Hi,
by searching in the web I found
(http://stackoverflow.com/questions/36383517/how-to-implement-bst-in-julia)
a way to make my BST code much cleaner (as posted below). Nevertheless,
I don't find this very ellegant, since the head node is of type Bst,
while the children are of type Nullable{Bst} (is this the 'canonical' way
of building recursive data structures with Julia?).
But when I first read the code in SO, I thought that it was probably
wrong, since it does:
node.left = BST(key)
where node.left is of type Nullable{BST}.
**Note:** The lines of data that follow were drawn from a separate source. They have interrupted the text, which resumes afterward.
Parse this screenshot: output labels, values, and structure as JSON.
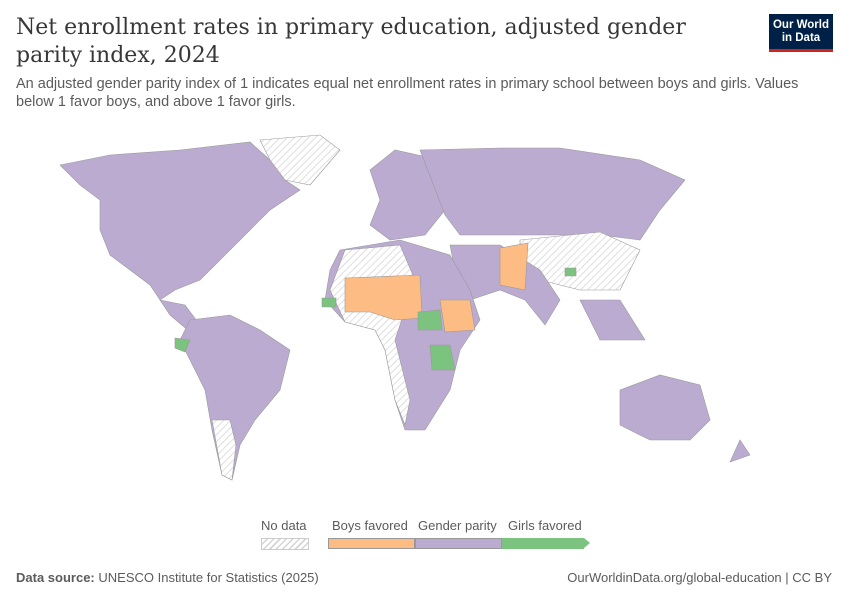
{
  "header": {
    "title": "Net enrollment rates in primary education, adjusted gender parity index, 2024",
    "subtitle": "An adjusted gender parity index of 1 indicates equal net enrollment rates in primary school between boys and girls. Values below 1 favor boys, and above 1 favor girls.",
    "logo": "Our World in Data"
  },
  "chart_data": {
    "type": "choropleth-map",
    "year": "2024",
    "legend": {
      "no_data": "No data",
      "categories": [
        {
          "label": "Boys favored",
          "color": "#fcbc84"
        },
        {
          "label": "Gender parity",
          "color": "#bcabd1"
        },
        {
          "label": "Girls favored",
          "color": "#7cc37f"
        }
      ]
    },
    "colors": {
      "no_data_hatch": "#d9d9d9",
      "border": "#8a8a8a"
    }
  },
  "footer": {
    "source_label": "Data source:",
    "source": "UNESCO Institute for Statistics (2025)",
    "url": "OurWorldinData.org/global-education | CC BY"
  }
}
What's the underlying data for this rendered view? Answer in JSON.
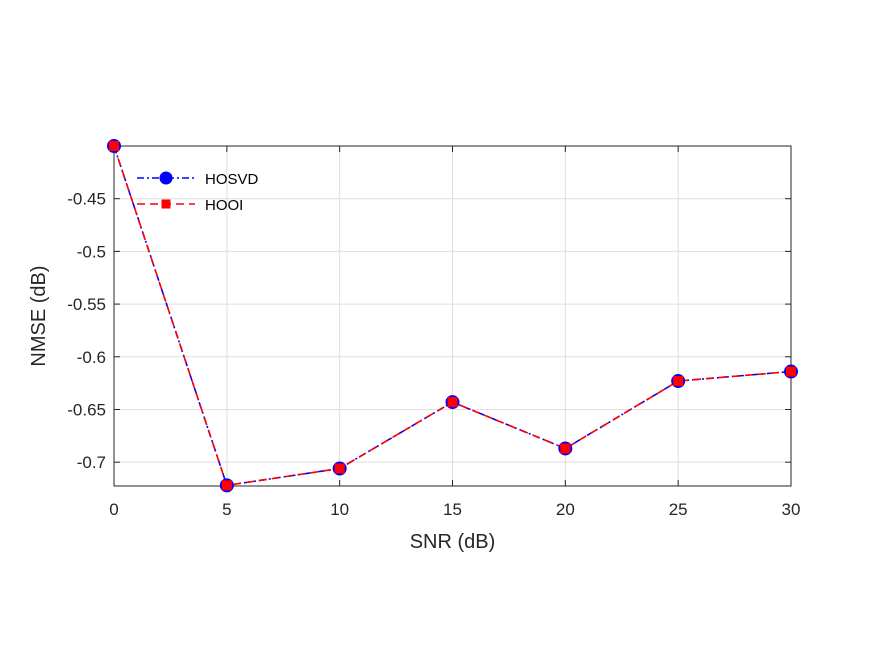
{
  "chart_data": {
    "type": "line",
    "title": "",
    "xlabel": "SNR (dB)",
    "ylabel": "NMSE (dB)",
    "xlim": [
      0,
      30
    ],
    "ylim": [
      -0.7226,
      -0.4
    ],
    "xticks": [
      0,
      5,
      10,
      15,
      20,
      25,
      30
    ],
    "xtick_labels": [
      "0",
      "5",
      "10",
      "15",
      "20",
      "25",
      "30"
    ],
    "yticks": [
      -0.7,
      -0.65,
      -0.6,
      -0.55,
      -0.5,
      -0.45
    ],
    "ytick_labels": [
      "-0.7",
      "-0.65",
      "-0.6",
      "-0.55",
      "-0.5",
      "-0.45"
    ],
    "grid": true,
    "legend": "top-left",
    "x": [
      0,
      5,
      10,
      15,
      20,
      25,
      30
    ],
    "series": [
      {
        "name": "HOSVD",
        "color": "#0000ff",
        "marker": "circle",
        "linestyle": "dash-dot",
        "values": [
          -0.4,
          -0.722,
          -0.706,
          -0.643,
          -0.687,
          -0.623,
          -0.614
        ]
      },
      {
        "name": "HOOI",
        "color": "#ff0000",
        "marker": "square",
        "linestyle": "dashed",
        "values": [
          -0.4,
          -0.722,
          -0.706,
          -0.643,
          -0.687,
          -0.623,
          -0.614
        ]
      }
    ]
  }
}
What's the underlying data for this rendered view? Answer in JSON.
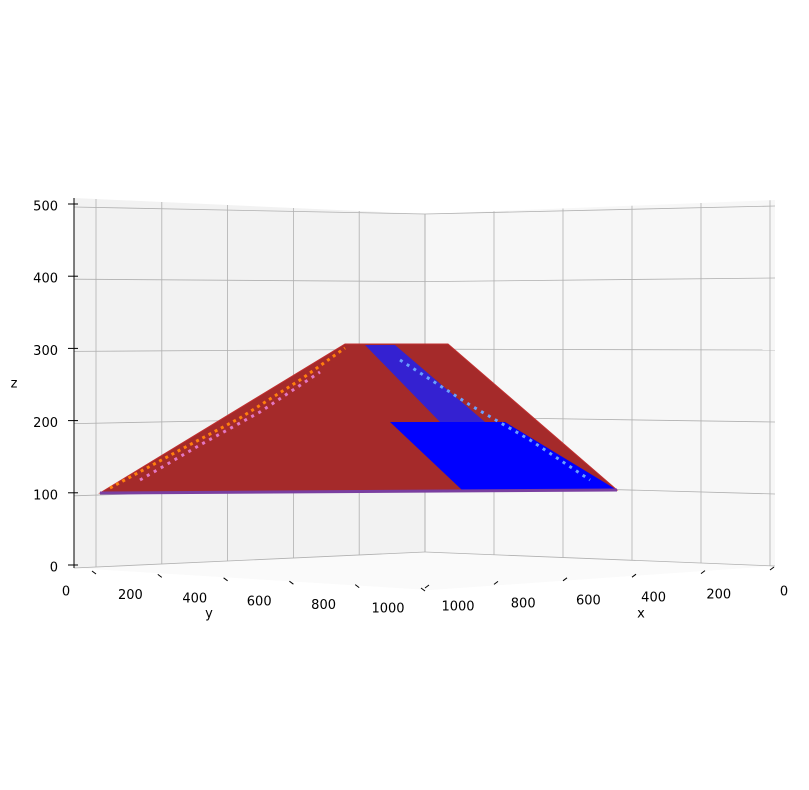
{
  "chart_data": {
    "type": "surface3d",
    "xlabel": "x",
    "ylabel": "y",
    "zlabel": "z",
    "xlim": [
      0,
      1000
    ],
    "ylim": [
      0,
      1000
    ],
    "zlim": [
      0,
      500
    ],
    "xticks": [
      0,
      200,
      400,
      600,
      800,
      1000
    ],
    "yticks": [
      0,
      200,
      400,
      600,
      800,
      1000
    ],
    "zticks": [
      0,
      100,
      200,
      300,
      400,
      500
    ],
    "grid": true
  }
}
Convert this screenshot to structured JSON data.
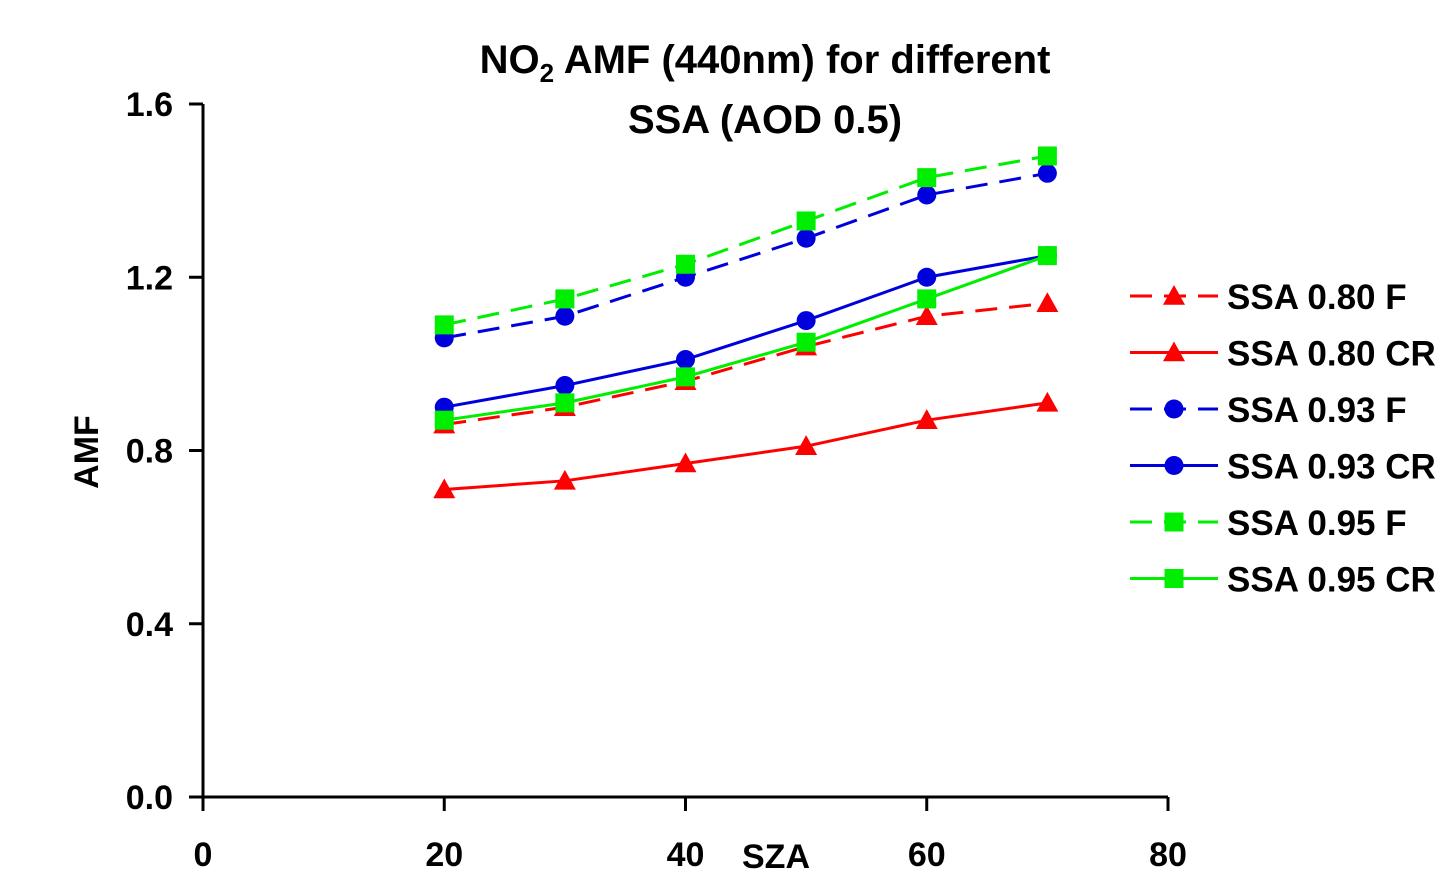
{
  "chart_data": {
    "type": "line",
    "title_line1_main": "NO",
    "title_line1_sub": "2",
    "title_line1_rest": " AMF (440nm) for different",
    "title_line2": "SSA (AOD 0.5)",
    "xlabel": "SZA",
    "ylabel": "AMF",
    "xlim": [
      0,
      80
    ],
    "ylim": [
      0.0,
      1.6
    ],
    "xticks": [
      "0",
      "20",
      "40",
      "60",
      "80"
    ],
    "yticks": [
      "0.0",
      "0.4",
      "0.8",
      "1.2",
      "1.6"
    ],
    "grid": false,
    "legend_position": "right",
    "x": [
      20,
      30,
      40,
      50,
      60,
      70
    ],
    "series": [
      {
        "name": "SSA 0.80 F",
        "color": "#ff0000",
        "dash": true,
        "marker": "triangle",
        "values": [
          0.86,
          0.9,
          0.96,
          1.04,
          1.11,
          1.14
        ]
      },
      {
        "name": "SSA 0.80 CR",
        "color": "#ff0000",
        "dash": false,
        "marker": "triangle",
        "values": [
          0.71,
          0.73,
          0.77,
          0.81,
          0.87,
          0.91
        ]
      },
      {
        "name": "SSA 0.93 F",
        "color": "#0000dd",
        "dash": true,
        "marker": "circle",
        "values": [
          1.06,
          1.11,
          1.2,
          1.29,
          1.39,
          1.44
        ]
      },
      {
        "name": "SSA 0.93 CR",
        "color": "#0000dd",
        "dash": false,
        "marker": "circle",
        "values": [
          0.9,
          0.95,
          1.01,
          1.1,
          1.2,
          1.25
        ]
      },
      {
        "name": "SSA 0.95 F",
        "color": "#00ee00",
        "dash": true,
        "marker": "square",
        "values": [
          1.09,
          1.15,
          1.23,
          1.33,
          1.43,
          1.48
        ]
      },
      {
        "name": "SSA 0.95 CR",
        "color": "#00ee00",
        "dash": false,
        "marker": "square",
        "values": [
          0.87,
          0.91,
          0.97,
          1.05,
          1.15,
          1.25
        ]
      }
    ]
  }
}
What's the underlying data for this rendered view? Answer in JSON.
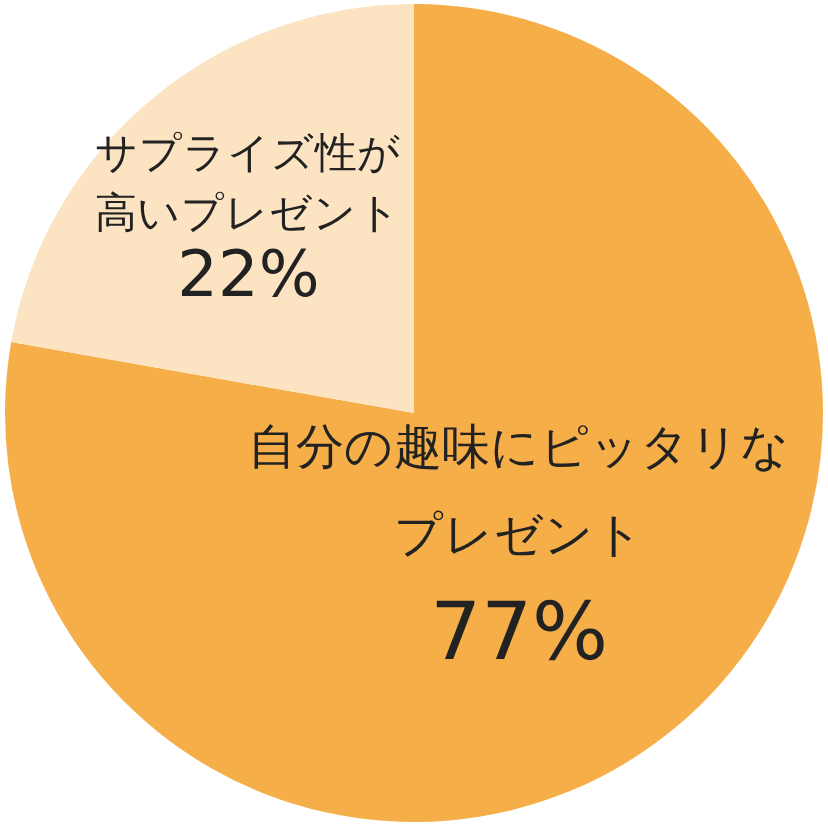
{
  "chart_data": {
    "type": "pie",
    "categories": [
      "自分の趣味にピッタリなプレゼント",
      "サプライズ性が高いプレゼント"
    ],
    "values": [
      77,
      22
    ],
    "colors": [
      "#f5ae48",
      "#fce3c2"
    ],
    "value_labels": [
      "77%",
      "22%"
    ],
    "legend": false
  }
}
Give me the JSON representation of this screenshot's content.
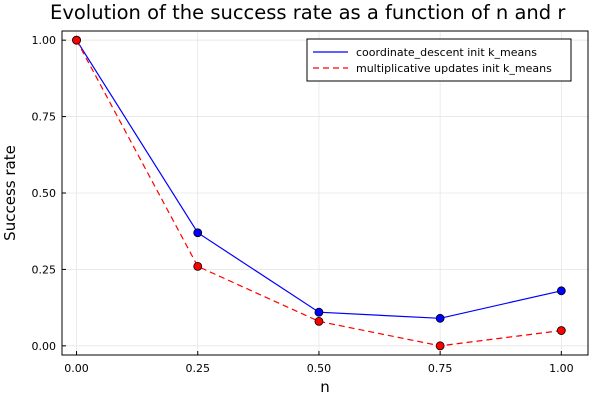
{
  "chart_data": {
    "type": "line",
    "title": "Evolution of the success rate as a function of n and r",
    "xlabel": "n",
    "ylabel": "Success rate",
    "xlim": [
      -0.03,
      1.055
    ],
    "ylim": [
      -0.03,
      1.03
    ],
    "x_ticks": [
      "0.00",
      "0.25",
      "0.50",
      "0.75",
      "1.00"
    ],
    "y_ticks": [
      "0.00",
      "0.25",
      "0.50",
      "0.75",
      "1.00"
    ],
    "grid": true,
    "legend_position": "top-right",
    "x": [
      0.0,
      0.25,
      0.5,
      0.75,
      1.0
    ],
    "series": [
      {
        "name": "coordinate_descent init k_means",
        "values": [
          1.0,
          0.37,
          0.11,
          0.09,
          0.18
        ],
        "color": "#0000ff",
        "line_style": "solid",
        "marker": "circle",
        "marker_color": "#0000ff"
      },
      {
        "name": "multiplicative updates init k_means",
        "values": [
          1.0,
          0.26,
          0.08,
          0.0,
          0.05
        ],
        "color": "#ff0000",
        "line_style": "dashed",
        "marker": "circle",
        "marker_color": "#ff0000"
      }
    ]
  }
}
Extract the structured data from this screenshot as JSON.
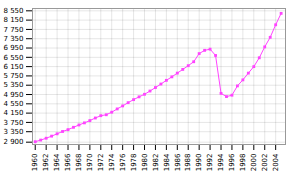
{
  "chart_data": {
    "type": "line",
    "x": [
      1960,
      1961,
      1962,
      1963,
      1964,
      1965,
      1966,
      1967,
      1968,
      1969,
      1970,
      1971,
      1972,
      1973,
      1974,
      1975,
      1976,
      1977,
      1978,
      1979,
      1980,
      1981,
      1982,
      1983,
      1984,
      1985,
      1986,
      1987,
      1988,
      1989,
      1990,
      1991,
      1992,
      1993,
      1994,
      1995,
      1996,
      1997,
      1998,
      1999,
      2000,
      2001,
      2002,
      2003,
      2004,
      2005
    ],
    "values": [
      2920,
      2990,
      3070,
      3160,
      3260,
      3360,
      3440,
      3540,
      3640,
      3730,
      3830,
      3940,
      4040,
      4080,
      4190,
      4330,
      4460,
      4600,
      4730,
      4850,
      4960,
      5100,
      5250,
      5400,
      5560,
      5710,
      5870,
      6030,
      6190,
      6360,
      6710,
      6850,
      6900,
      6630,
      5000,
      4860,
      4920,
      5320,
      5580,
      5870,
      6150,
      6530,
      7000,
      7410,
      7950,
      8440
    ],
    "color": "#FF44FF",
    "marker": "square",
    "xlim": [
      1959.5,
      2005.8
    ],
    "xticks": [
      1960,
      1962,
      1964,
      1966,
      1968,
      1970,
      1972,
      1974,
      1976,
      1978,
      1980,
      1982,
      1984,
      1986,
      1988,
      1990,
      1992,
      1994,
      1996,
      1998,
      2000,
      2002,
      2004
    ],
    "ylim": [
      2800,
      8650
    ],
    "yticks": [
      {
        "value": 2900,
        "label": "2 900"
      },
      {
        "value": 3350,
        "label": "3 350"
      },
      {
        "value": 3750,
        "label": "3 750"
      },
      {
        "value": 4150,
        "label": "4 150"
      },
      {
        "value": 4550,
        "label": "4 550"
      },
      {
        "value": 4950,
        "label": "4 950"
      },
      {
        "value": 5350,
        "label": "5 350"
      },
      {
        "value": 5750,
        "label": "5 750"
      },
      {
        "value": 6150,
        "label": "6 150"
      },
      {
        "value": 6550,
        "label": "6 550"
      },
      {
        "value": 6950,
        "label": "6 950"
      },
      {
        "value": 7350,
        "label": "7 350"
      },
      {
        "value": 7750,
        "label": "7 750"
      },
      {
        "value": 8150,
        "label": "8 150"
      },
      {
        "value": 8550,
        "label": "8 550"
      }
    ],
    "grid": true
  }
}
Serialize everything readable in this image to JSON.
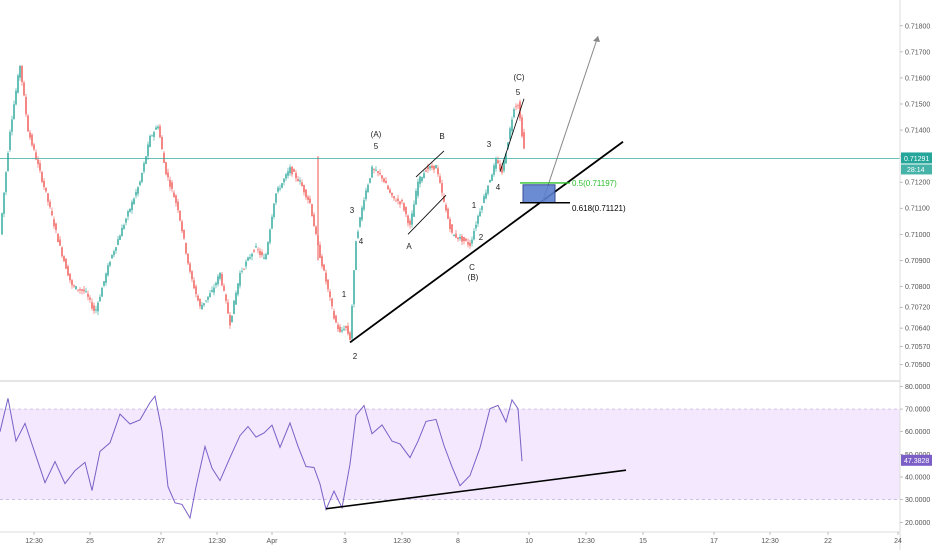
{
  "chart_data": [
    {
      "type": "candlestick",
      "title": "",
      "y_ticks": [
        "0.71800",
        "0.71700",
        "0.71600",
        "0.71500",
        "0.71400",
        "0.71300",
        "0.71200",
        "0.71100",
        "0.71000",
        "0.70900",
        "0.70800",
        "0.70720",
        "0.70640",
        "0.70570",
        "0.70500"
      ],
      "last_price": "0.71291",
      "countdown": "28:14",
      "x_ticks": [
        "12:30",
        "25",
        "27",
        "12:30",
        "Apr",
        "3",
        "12:30",
        "8",
        "10",
        "12:30",
        "15",
        "17",
        "12:30",
        "22",
        "24"
      ],
      "fib_levels": [
        {
          "label": "0.5(0.71197)",
          "value": 0.71197,
          "color": "#2bbf2b"
        },
        {
          "label": "0.618(0.71121)",
          "value": 0.71121,
          "color": "#000000"
        }
      ],
      "wave_labels": [
        "(A)",
        "5",
        "3",
        "4",
        "1",
        "2",
        "A",
        "B",
        "C",
        "(B)",
        "1",
        "2",
        "3",
        "4",
        "5",
        "(C)"
      ],
      "annotations": [
        "black trendline from wave 2 low",
        "projection arrow",
        "blue target box"
      ]
    },
    {
      "type": "line",
      "title": "",
      "y_ticks": [
        "80.0000",
        "70.0000",
        "60.0000",
        "50.0000",
        "40.0000",
        "30.0000",
        "20.0000"
      ],
      "last_value": "47.3828",
      "overbought": 70,
      "oversold": 30,
      "series_color": "#7b5fc7"
    }
  ],
  "colors": {
    "up_candle": "#26a69a",
    "down_candle": "#ef5350",
    "price_line": "#26a69a",
    "rsi_band": "#f3e8fd",
    "rsi_line": "#7b5fc7",
    "target_box": "#5b7fcf"
  }
}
Then I realized that automatic conversion from BST to Nullable{BST} is
done when assigning to node.left, so all is good. Coming from Fortran,
this is a bit odd for me... what are the rules for automatic conversion?
Thanks a lot,
Ángel de Vicente
,----
| module b
|
| type Bst
| val::Int
| left::Nullable{Bst}
| right::Nullable{Bst}
| end
| Bst(key::Int) = Bst(key, Nullable{Bst}(), Nullable{Bst}())
|
| "Given an array of Ints, it will create a BST tree, type: Bst"
| function build_bst(list::Array{Int,1})
| head = list[1]
| tree = Bst(head)
| for e in list[2:end]
| place_bst(tree,e)
| end
| return tree
| end
|
| function place_bst(tree::Bst,e::Int)
| if e == tree.val
| println("Dropping $(e). No repeated values allowed")
| elseif e < tree.val
| if (isnull(tree.left))
| tree.left = Bst(e)
| else
| place_bst(tree.left.value,e)
| end
| else
| if (isnull(tree.right))
| tree.right = Bst(e)
| else
| place_bst(tree.right.value,e)
| end
| end
| end
|
| function print_bst(tree::Bst)
| if !isnull(tree.left) print_bst(tree.left.value) end
| println(tree.val)
| if !isnull(tree.right) print_bst(tree.right.value) end
| end
|
| end
`----
,----
| julia> include("bst.jl")
|
| julia> b.print_bst( b.build_bst([4,5,10,3,20,-1,10]))
| Dropping 10. No repeated values allowed
| -1
| 3
| 4
| 5
| 10
| 20
|
| julia>
`----
--
Ángel de Vicente
http://www.iac.es/galeria/angelv/